Man muss kein Computerhacker sein, um einen Fingerabdruck zu kopieren. Wie einfach das gehen könnte, zeigten Vereinsmitglieder des Hamburger Chaos Computer Clubs vor fünf Jahren: Sie stahlen den Fingerabdruck des damaligen Bundesinnenministers Wolfgang Schäuble von einem Bierglas. Anschließend zeigten sie, wie sich aus dem Abdruck mit Kleber und Kunststoff ein gefälschtes Abbild basteln lässt. Das neue iPhone ließe sich damit vermutlich nicht überlisten. Das Gerät prüft auf einen realen Finger, denkbar sind handwarme Temperatur oder Puls. Dennoch könnte ein neuer Wettlauf entstehen: Die eine Seite investiert in immer bessere Sicherheitstechnik, die andere Seite sucht diese zu unterlaufen.

„Biometrie hat zunächst mit Sicherheit nichts zu tun. Sie stellt eine persönliche Verbindung zwischen Mensch und Gerät her“, sagt Alexander Nouak vom Fraunhofer-Institut für Graphische Datenverarbeitung in Darmstadt. „Es geht darum, dass ich mich gegenüber dem Gerät authentifiziere.“ Nouak leitet die Abteilung Identifikation und Biometrie. In seinem Labor können sich Besucher überzeugen, wie zuverlässig und sicher Fingerabdruck oder Gesichtserkennung arbeiten. Der Informatiker freut sich, dass Apple die Diskussion über den Nutzen biometrischer Verfahren erneut angestoßen hat.

Noch hat Apple die technischen Details nicht bestätigt

Um die Implementierung im iPhone zu bewerten, müsste Apple aber mehr Informationen liefern. Lägen etwa die Rohdaten des Fingerabdrucks verschlüsselt im iPhone, so wäre dies schlecht. Kämen sie in den Besitz eines Angreifers, hätte dieser die Originaldaten. Stand der Technik wäre hingegen, aus der biometrischen Information spezifische Merkmale zu extrahieren und zu verdichten. Diese individuelle Muster würde durch eine sogenannte Einwegfunktion zu einem Hash-Wert verschlüsselt. Aus dem Hash-Wert kann nicht auf die Originaldaten zurückgeschlossen werden. „Und nur dieser abstrakte Referenzwert wird gespeichert“, erklärt Nouak. Der Original-Fingerabdruck befindet sich also gar nicht im System.

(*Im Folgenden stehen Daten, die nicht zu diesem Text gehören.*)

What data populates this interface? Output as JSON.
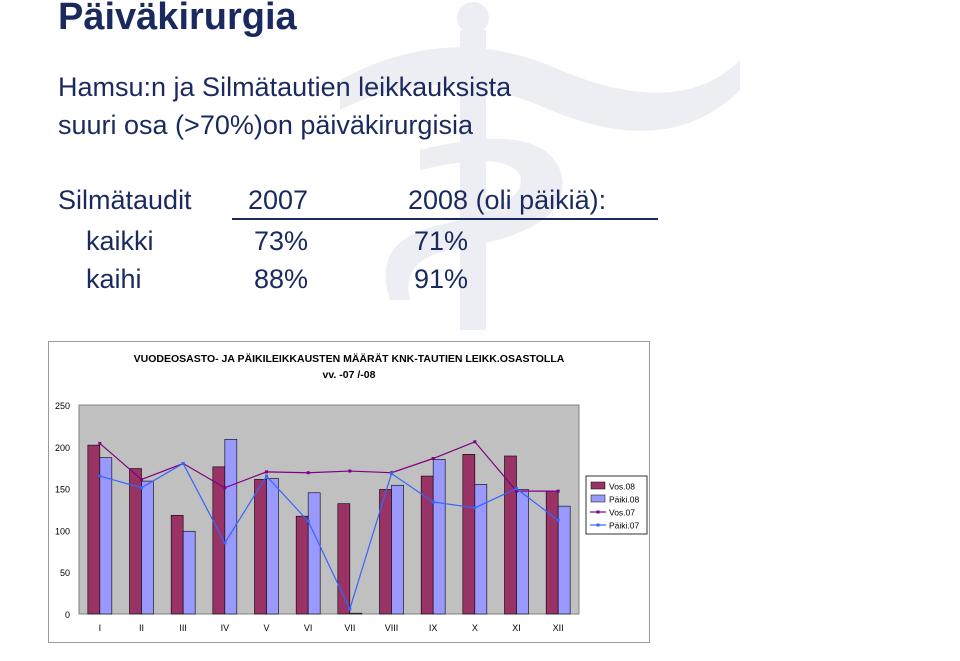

Tippt der Nutzer auf die Home-Taste des iPhones, so wird der neu erzeugte Hash-Wert mit dem zuvor abgespeicherten verglichen und bei Übereinstimmung das Gerät frei gegeben. Sollte der Hash-Wert einmal gestohlen werden, kann man eine neue mathematische Funktion wählen, um einen neuen Hash-Wert zu berechnen. Nouak hofft, dass Apple hier sauber gearbeitet hat. Noch hat das Unternehmen dies aber nicht bestätigt. Die Deutsche Presse-Agentur berichtet von einem Hintergrundgespräch, in dem es das getan hat.

Und noch ein Weiteres spielt eine große Rolle. Wenn der Nutzer mehrfach drücken muss, bis der Sensor seinen Fingerabdruck richtig identifiziert, würden viele abwinken und zur schlichten Codenummer zurückkehren. Manche würden auch ganz auf ein Passwort verzichten. Apple spricht davon, dass etwa die Hälfte der Nutzer bislang gar kein Passwort benutzt, um die Daten auf dem iPhone zu schützen. Für das Unternehmen ist das ein Argument für den Fingerabdruck als Eingangscode.